«Ho perso, e mi dimetto. Mi assumo tutte le responsabilità della sconfitta». Dopo la mezzanotte, Matteo Renzi convoca i giornalisti a Palazzo Chigi e, «a viso aperto» come aveva annunciato, tira le somme di una giornata nera, che scuote l'Italia.
Sorride, ma la voce gli si rompe e lo ammette: «Ho il groppo in gola», mentre ringrazia «il popolo del Sì» e la moglie Agnese, in piedi accanto a lui, concentrata ed elegante.
Oggi pomeriggio, annuncia, riunirà il Consiglio dei ministri e poi salirà al Quirinale a rassegnare le dimissioni: «Il mio governo finisce qui. Mi sono battuto per diminuire le poltrone della politica italiana, ma non sono stato convincente: e la poltrona che salta è la mia». In mattinata si capirà l'impatto, più o meno devastante, che la vittoria del No avrà sui mercati italiani ed europei.

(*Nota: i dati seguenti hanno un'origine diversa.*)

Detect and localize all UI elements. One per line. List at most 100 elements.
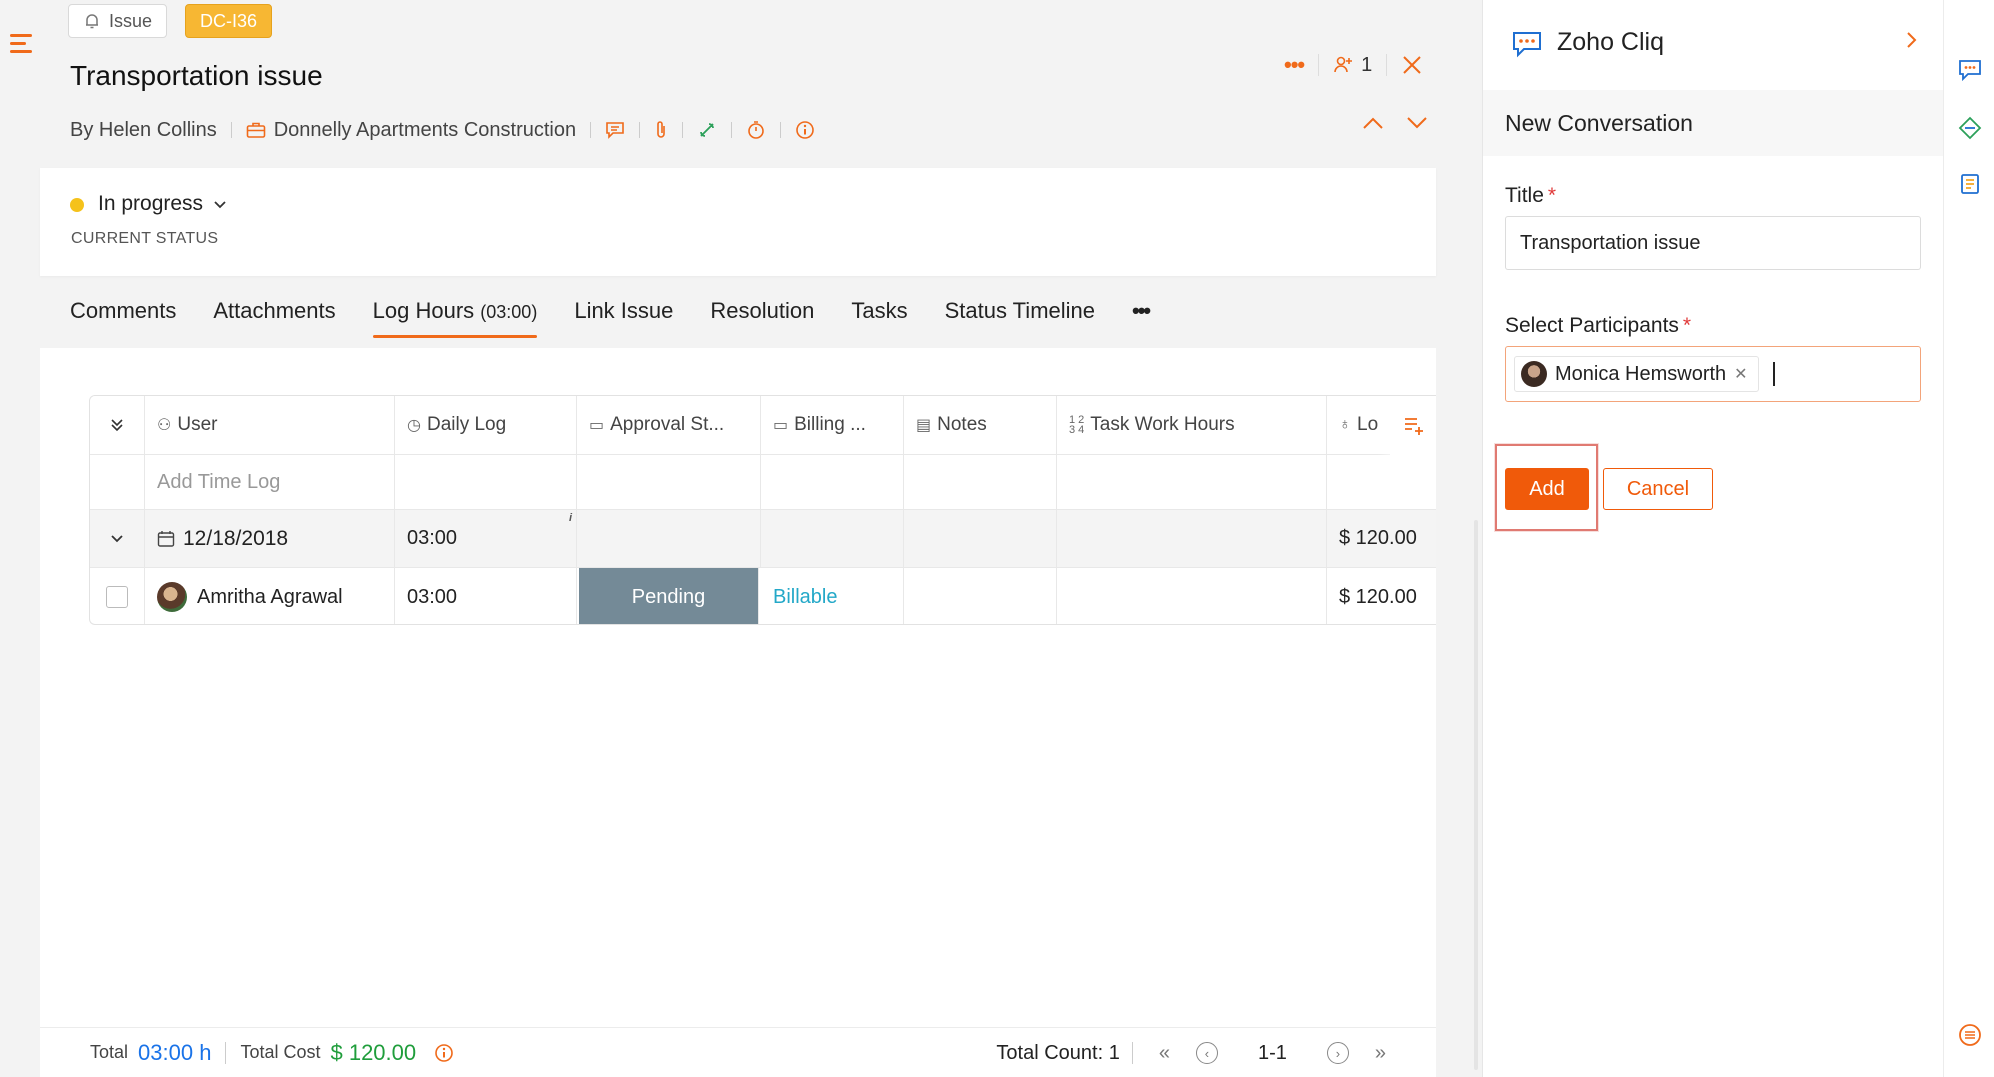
next-page-icon[interactable]: › <box>1326 1042 1349 1064</box>
info-icon[interactable] <box>795 120 815 140</box>
column-task-work-hours[interactable]: 1 23 4 Task Work Hours <box>1057 396 1327 454</box>
tab-label: Tasks <box>851 298 908 323</box>
tab-resolution[interactable]: Resolution <box>710 298 814 338</box>
empty-cell <box>90 455 145 509</box>
row-task-work-hours[interactable] <box>1057 568 1327 624</box>
column-billing[interactable]: ▭ Billing ... <box>761 396 904 454</box>
column-approval-status[interactable]: ▭ Approval St... <box>577 396 761 454</box>
info-marker-icon[interactable]: i <box>569 512 572 524</box>
timer-icon[interactable] <box>746 120 766 140</box>
more-tabs-icon[interactable]: ••• <box>1132 298 1151 338</box>
info-icon[interactable] <box>434 1043 454 1063</box>
followers-icon[interactable] <box>1333 54 1355 76</box>
empty-cell <box>1057 455 1327 509</box>
issue-meta-bar: By Helen Collins Donnelly Apartments Con… <box>70 117 815 143</box>
group-date: 12/18/2018 <box>145 510 395 567</box>
empty-cell <box>1327 455 1436 509</box>
page-range: 1-1 <box>1257 1041 1287 1064</box>
tab-status-timeline[interactable]: Status Timeline <box>945 298 1095 338</box>
add-column-icon[interactable] <box>1390 396 1436 455</box>
money-bag-icon: ♁ <box>1339 416 1351 433</box>
scrollbar[interactable] <box>1474 520 1478 1070</box>
first-page-icon[interactable]: « <box>1159 1042 1170 1065</box>
menu-icon[interactable] <box>10 34 32 54</box>
title-label-text: Title <box>1505 184 1544 207</box>
comment-icon[interactable] <box>605 121 625 139</box>
issue-title: Transportation issue <box>70 60 323 91</box>
empty-cell <box>761 510 904 567</box>
column-label: User <box>177 414 218 435</box>
row-user-name: Amritha Agrawal <box>197 585 343 608</box>
chevron-down-icon[interactable] <box>1406 116 1428 130</box>
date-group-row: 12/18/2018 03:00 i $ 120.00 <box>90 510 1436 568</box>
group-daily-log-value: 03:00 <box>407 527 458 549</box>
empty-cell <box>395 455 577 509</box>
row-notes[interactable] <box>904 568 1057 624</box>
empty-cell <box>577 455 761 509</box>
attachment-icon[interactable] <box>654 120 668 140</box>
column-label: Daily Log <box>426 414 507 435</box>
tab-link-issue[interactable]: Link Issue <box>574 298 673 338</box>
cancel-button[interactable]: Cancel <box>1603 468 1713 510</box>
column-daily-log[interactable]: ◷ Daily Log <box>395 396 577 454</box>
row-cost: $ 120.00 <box>1327 568 1436 624</box>
tab-comments[interactable]: Comments <box>70 298 176 338</box>
dropdown-field-icon: ▭ <box>773 417 789 434</box>
row-billing[interactable]: Billable <box>761 568 904 624</box>
close-icon[interactable] <box>1401 54 1423 76</box>
column-notes[interactable]: ▤ Notes <box>904 396 1057 454</box>
column-user[interactable]: ⚇ User <box>145 396 395 454</box>
title-input-value: Transportation issue <box>1520 231 1701 254</box>
prev-page-icon[interactable]: ‹ <box>1195 1042 1218 1064</box>
notes-icon: ▤ <box>916 417 932 434</box>
approval-status-badge[interactable]: Pending <box>579 568 759 624</box>
issue-project[interactable]: Donnelly Apartments Construction <box>274 119 576 142</box>
chevron-up-icon[interactable] <box>1362 116 1384 130</box>
add-time-log-placeholder: Add Time Log <box>157 470 281 493</box>
participant-name: Monica Hemsworth <box>1555 362 1727 385</box>
menu-circle-icon[interactable] <box>1958 1023 1982 1047</box>
chevron-right-icon[interactable] <box>1905 30 1919 50</box>
cliq-subtitle: New Conversation <box>1505 110 1693 136</box>
remove-participant-icon[interactable]: ✕ <box>1734 364 1747 384</box>
link-icon[interactable] <box>697 120 717 140</box>
avatar <box>157 582 187 612</box>
status-dropdown[interactable]: In progress <box>98 192 227 216</box>
calendar-icon <box>157 530 175 547</box>
participants-input[interactable]: Monica Hemsworth ✕ <box>1505 346 1921 402</box>
time-log-table: ⚇ User ◷ Daily Log ▭ Approval St... ▭ Billin… <box>89 395 1436 625</box>
total-count: Total Count: 1 <box>996 1041 1120 1064</box>
participants-label: Select Participants * <box>1505 314 1692 337</box>
add-button[interactable]: Add <box>1505 468 1589 510</box>
cliq-header: Zoho Cliq <box>1483 0 1944 90</box>
new-conversation-form: Title * Transportation issue Select Parti… <box>1483 156 1944 1077</box>
workflow-icon[interactable] <box>1958 116 1982 140</box>
avatar <box>1521 361 1547 387</box>
more-options-icon[interactable]: ••• <box>1284 52 1305 78</box>
table-footer: Total 03:00 h Total Cost $ 120.00 Total … <box>40 1027 1436 1077</box>
collapse-all-icon[interactable] <box>90 396 145 454</box>
tab-label: Resolution <box>710 298 815 323</box>
row-daily-log[interactable]: 03:00 <box>395 568 577 624</box>
title-input[interactable]: Transportation issue <box>1505 216 1921 270</box>
empty-cell <box>904 510 1057 567</box>
tab-tasks[interactable]: Tasks <box>851 298 907 338</box>
add-time-log-input[interactable]: Add Time Log <box>145 455 395 509</box>
table-row: Amritha Agrawal 03:00 Pending Billable $… <box>90 568 1436 624</box>
approval-status-value: Pending <box>631 585 706 608</box>
empty-cell <box>577 510 761 567</box>
row-checkbox[interactable] <box>90 568 145 624</box>
last-page-icon[interactable]: » <box>1375 1042 1386 1065</box>
row-user[interactable]: Amritha Agrawal <box>145 568 395 624</box>
collapse-group-icon[interactable] <box>90 510 145 567</box>
notes-icon[interactable] <box>1958 172 1982 196</box>
participant-token: Monica Hemsworth ✕ <box>1514 356 1759 392</box>
tab-label: Link Issue <box>574 298 674 323</box>
tab-attachments[interactable]: Attachments <box>213 298 335 338</box>
tab-log-hours[interactable]: Log Hours (03:00) <box>372 298 538 338</box>
row-billing-value: Billable <box>773 585 838 608</box>
pagination: Total Count: 1 « ‹ 1-1 › » <box>996 1028 1386 1077</box>
chat-icon[interactable] <box>1958 58 1982 82</box>
column-label: Notes <box>937 414 987 435</box>
tab-count: (03:00) <box>480 302 538 322</box>
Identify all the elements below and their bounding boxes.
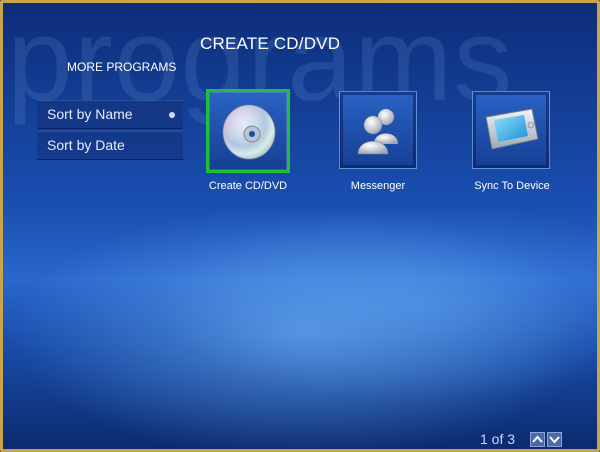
sort-by-name-option[interactable]: Sort by Name: [37, 100, 183, 129]
tile-label: Messenger: [350, 180, 406, 192]
chevron-up-icon: [532, 435, 543, 443]
create-cd-dvd-tile[interactable]: [206, 89, 290, 173]
chevron-down-icon: [549, 436, 560, 444]
sort-by-date-option[interactable]: Sort by Date: [37, 131, 183, 160]
media-center-window: programs CREATE CD/DVD MORE PROGRAMS Sor…: [0, 0, 600, 452]
portable-device-icon: [485, 108, 539, 150]
page-down-button[interactable]: [547, 432, 562, 447]
page-up-button[interactable]: [530, 432, 545, 447]
tile-label: Sync To Device: [474, 180, 550, 192]
sort-option-label: Sort by Date: [47, 137, 125, 153]
sort-option-label: Sort by Name: [47, 106, 133, 122]
page-title: CREATE CD/DVD: [200, 34, 341, 53]
page-indicator: 1 of 3: [480, 431, 516, 447]
section-heading: MORE PROGRAMS: [67, 60, 177, 74]
cd-dvd-icon: [222, 104, 276, 160]
sync-to-device-tile[interactable]: [472, 91, 550, 169]
tile-label: Create CD/DVD: [208, 180, 288, 192]
selected-indicator-icon: [169, 112, 175, 118]
messenger-icon: [357, 109, 398, 155]
messenger-tile[interactable]: [339, 91, 417, 169]
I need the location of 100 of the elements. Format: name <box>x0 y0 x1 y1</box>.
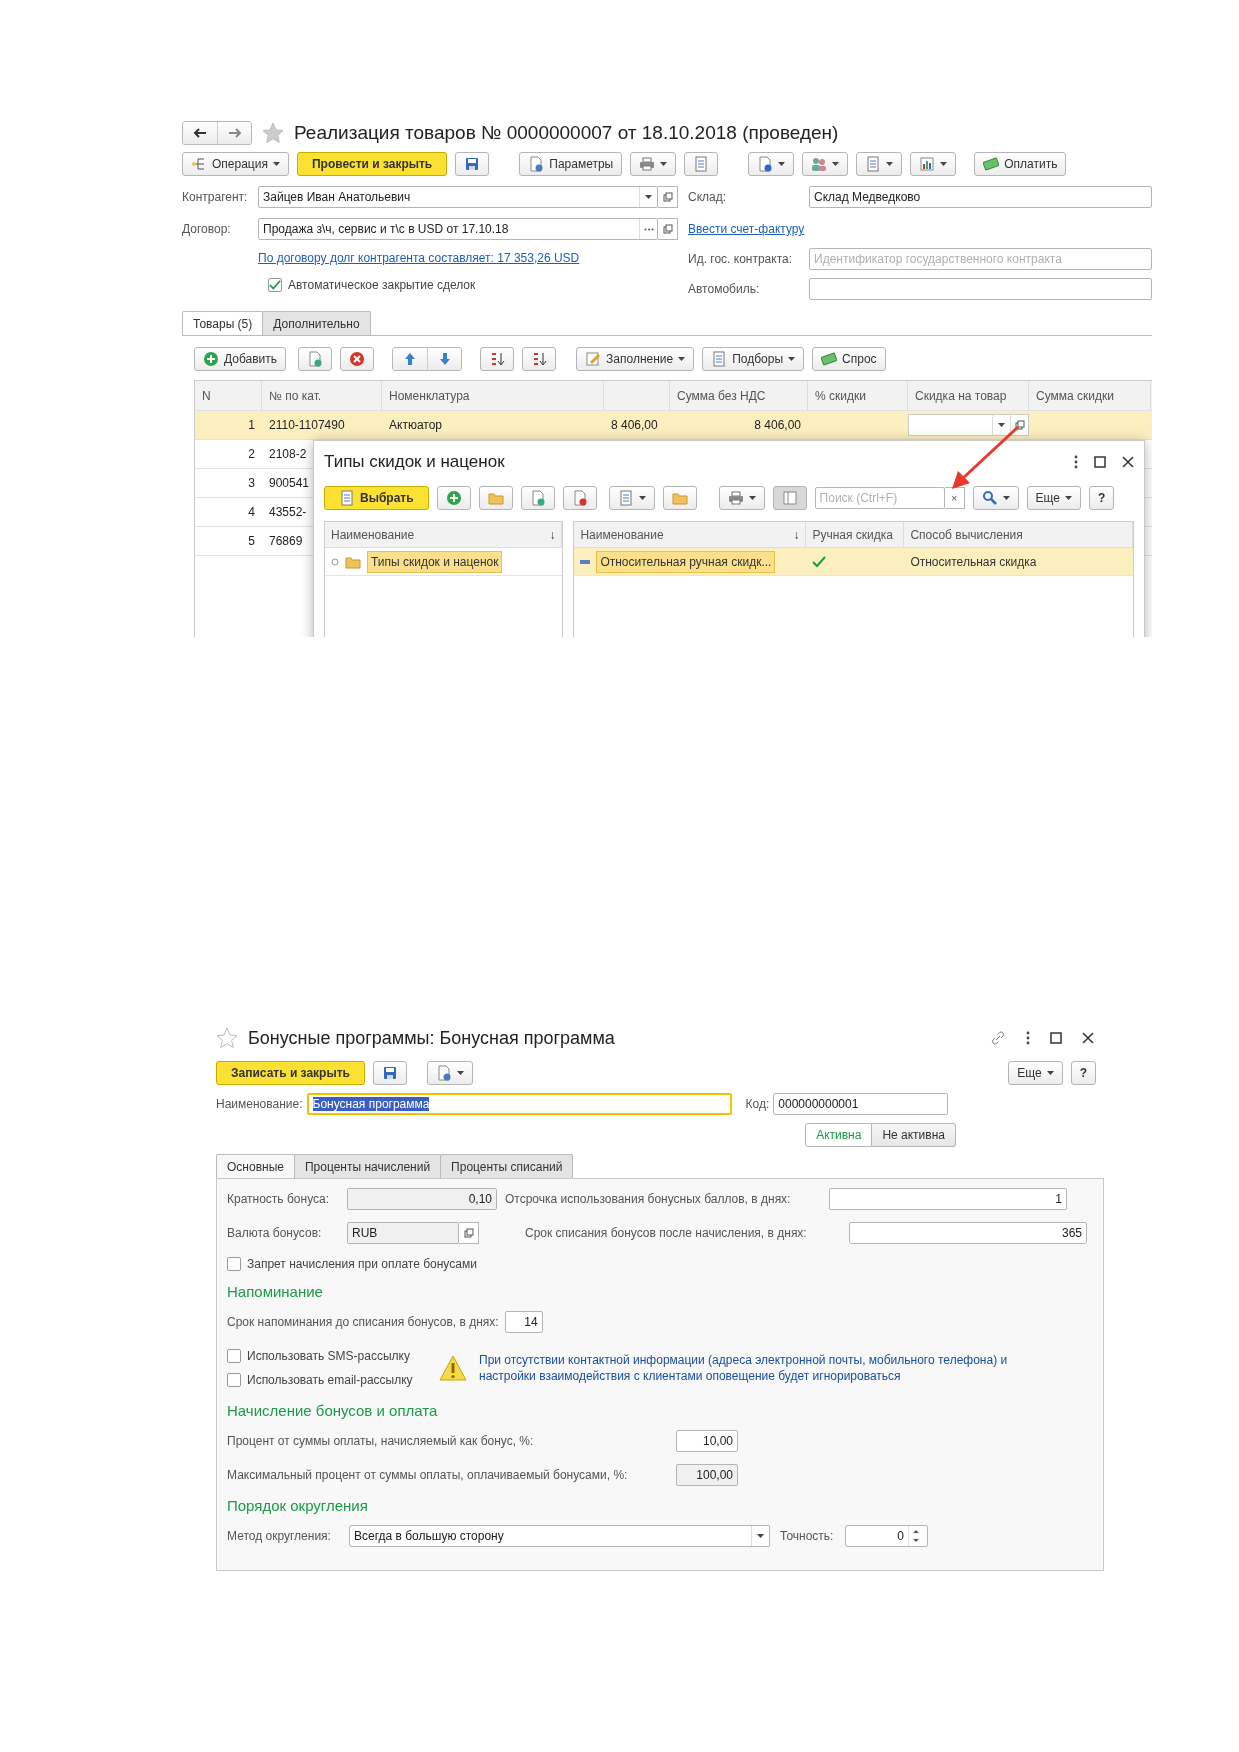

Al fronte del No, che «ha vinto in maniera netta», ora «spettano onori ed oneri». Un segnale eloquente alla «accozzaglia» che si è saldata per abbatterlo insieme alla riforma, e che ora - lascia intendere il premier - deve assumersi la responsabilità di indicare una via d'uscita dalla crisi in cui precipita il Paese con l'uscita di scena di questo governo. E trovare un accordo sulla legge elettorale, che a questo punto non c'è più. Un compito improbo, anzi probabilmente impossibile, e Renzi lo sa bene. Ma «gli italiani hanno scelto», e ora chi si è battuto per il No ha «l'onere» della proposta. Quanto al governo che gli succederà, Renzi passa la palla al Colle: «Tutto il paese sa di poter contare su una guida autorevole e salda come quella di Mattarella». Quanto a lui, «porteremo a termine una buona legge di Stabilità», e continuerà ad occuparsi dell'emergenza nelle zone sismiche. Poi, «sono pronto a passare al mio successore, chiunque sia, la campanella e l'elenco delle cose fatte e da fare».
Domani si riunirà anche la Direzione del Pd, come ha deciso Renzi ieri sera con i suoi, e lì si affronteranno anche i temi interni ad un partito una parte del quale ha fatto la guerriglia al suo segretario. E in casa Pd non si esclude che decida di dimettersi anche da segretario, aprendo le danze di un congresso anticipato.
La giornata più lunga della sua carriera politica, il presidente del Consiglio la passa a casa sua, a Pontassieve, con la moglie Agnese e i figli Francesco, Emanuele ed Ester, che ieri mattina di buon ora lo hanno accompagnato al seggio a votare. Solo nel tardo pomeriggio, quando gli exit poll cominciano ad affluire e prefigurano la sconfitta, il premier decide di tornare a Roma e di affrontare «a viso aperto» il verdetto delle urne, qualunque esso sia. «Parlerò io, non sono come quei mammalucchi della politica che si nascondono». Così fa annunciare che, verso la mezzanotte, quando i trend dello scrutinio saranno più stabilizzati ed attendibili, sarà a Palazzo Chigi e terrà una conferenza stampa. Ora la partita si fa assai complicata. Perché per il Pd il problema di che fare dopo resta tutto aperto. Anche se non più premier, Matteo Renzi resta infatti il segretario del principale partito italiano, quello che lui ha portato al 40% alle elezioni europee e che oggi, a buon diritto, può annettersi per intero come proprio bacino elettorale l'intera percentuale del Si al referendum costituzionale. E senza i voti del Pd nessuna maggioranza è possibile. O lancia la sfida alla «accozzaglia del No» che lo ha battuto: «Prego, fate voi».
O le ipotesi sul tavolo restano quelle già evocate più volte: un governo Padoan, che - presieduto dal principale ministro dell'esecutivo Renzi - legherebbe le mani al Pd renziano. O un governo istituzionale Grasso, presieduto da un non politico diventato capo del Senato, che consentirebbe al Pd di non appiattirsi su di lui.